Statements we make in this press release may include statements that are not historical facts and are considered forward-looking statements within the meaning of Section 27A of the Securities Act of 1933, as amended (the “Securities Act”), and Section 21E of the Securities Exchange Act of 1934, as amended (the “Exchange Act”). These statements may be identified by words such as “aims,” “anticipates,” “believes,” “could,” “estimates,” “expects,” “forecasts,” “goal,” “intends,” “may,” “plans,” “possible,” “potential,” “seeks,” “will” and variations of these words or similar expressions that are intended to identify forward-looking statements. Any such statements in this press release that are not statements of historical fact, including statements regarding our projected cash runway, our nula-cel (formerly GPH101) product candidate, its clinical and therapeutic potential, our plans to advance nula-cel in our Phase 1/2 CEDAR trial, the availability of proof-of-concept data from the trial, the progress and success of our strategic partnership with WuXi Advanced Therapies, including our plans to scale for the continued development of nula-cel, and the timing of these events, may be deemed to be forward-looking statements. We intend these forward-looking statements to be covered by the safe harbor provisions for forward-looking statements contained in Section 27A of the Securities Act and Section 21E of the Exchange Act and are making this statement for purposes of complying with those safe harbor provisions.

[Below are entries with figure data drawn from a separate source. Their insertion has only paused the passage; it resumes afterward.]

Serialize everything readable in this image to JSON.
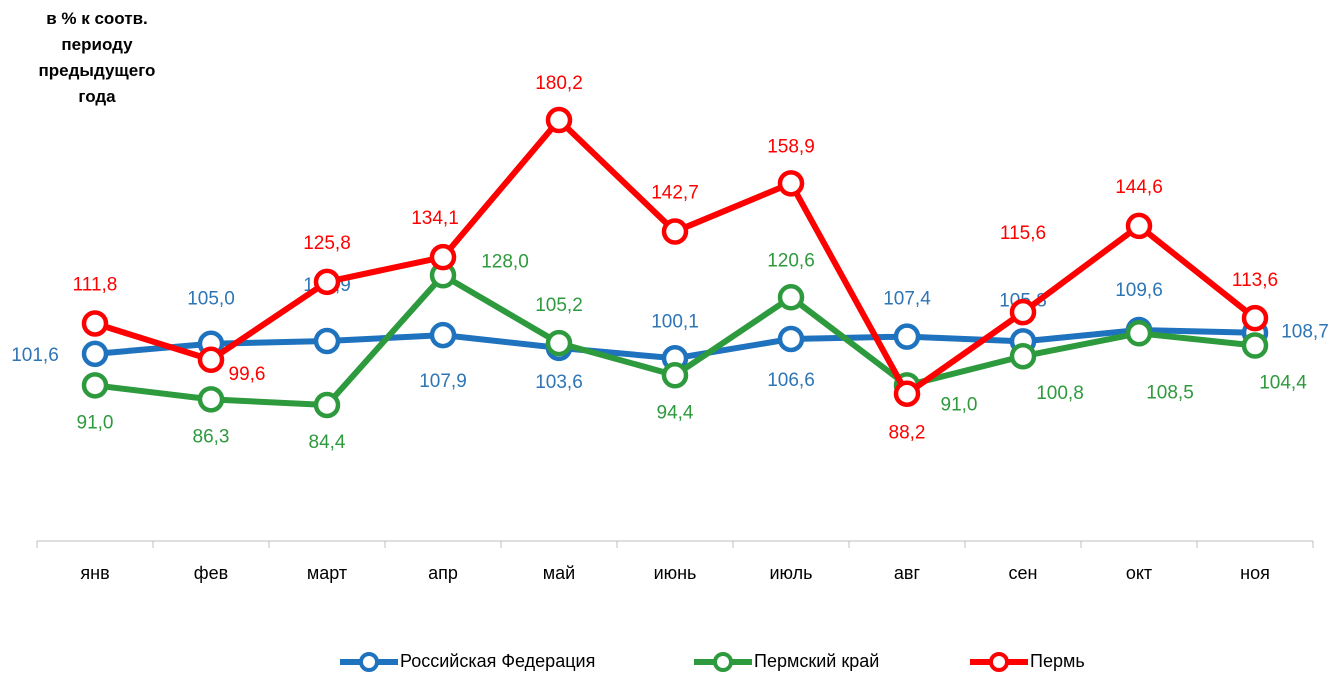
{
  "chart_data": {
    "type": "line",
    "title": "в % к соотв. периоду предыдущего года",
    "categories": [
      "янв",
      "фев",
      "март",
      "апр",
      "май",
      "июнь",
      "июль",
      "авг",
      "сен",
      "окт",
      "ноя"
    ],
    "series": [
      {
        "name": "Российская Федерация",
        "color": "#1f72bd",
        "label_color": "#2e75b6",
        "values": [
          101.6,
          105.0,
          105.9,
          107.9,
          103.6,
          100.1,
          106.6,
          107.4,
          105.8,
          109.6,
          108.7
        ],
        "value_labels": [
          "101,6",
          "105,0",
          "105,9",
          "107,9",
          "103,6",
          "100,1",
          "106,6",
          "107,4",
          "105,8",
          "109,6",
          "108,7"
        ]
      },
      {
        "name": "Пермский край",
        "color": "#2e9a3e",
        "label_color": "#2e9a3e",
        "values": [
          91.0,
          86.3,
          84.4,
          128.0,
          105.2,
          94.4,
          120.6,
          91.0,
          100.8,
          108.5,
          104.4
        ],
        "value_labels": [
          "91,0",
          "86,3",
          "84,4",
          "128,0",
          "105,2",
          "94,4",
          "120,6",
          "91,0",
          "100,8",
          "108,5",
          "104,4"
        ]
      },
      {
        "name": "Пермь",
        "color": "#ff0000",
        "label_color": "#ff0000",
        "values": [
          111.8,
          99.6,
          125.8,
          134.1,
          180.2,
          142.7,
          158.9,
          88.2,
          115.6,
          144.6,
          113.6
        ],
        "value_labels": [
          "111,8",
          "99,6",
          "125,8",
          "134,1",
          "180,2",
          "142,7",
          "158,9",
          "88,2",
          "115,6",
          "144,6",
          "113,6"
        ]
      }
    ],
    "legend": "bottom"
  }
}
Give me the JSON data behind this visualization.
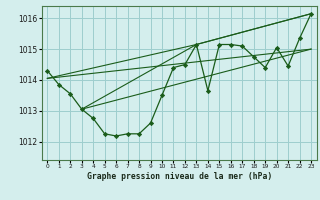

Any forward-looking statements in this press release are based on Graphite Bio’s current views about our plans, intentions, expectations, strategies and prospects only as of the date of this release and are subject to a number of risks and uncertainties that could cause actual results to differ materially and adversely from those set forth in or implied by such forward-looking statements, including the risk that we may encounter regulatory hurdles or delays, for example, in patient enrollment and dosing, and in the progress, conduct and completion of our Phase 1/2 CEDAR trial and our other planned clinical trials, as well as risks associated with the maintenance of our strategic partnership with WuXi Advanced Therapies. These risks concerning Graphite Bio’s programs and operations are described in additional detail in our periodic filings with the SEC, including our most recently filed periodic report, and subsequent filings thereafter. Graphite Bio explicitly disclaims any obligation to update any forward-looking statements except to the extent required by law.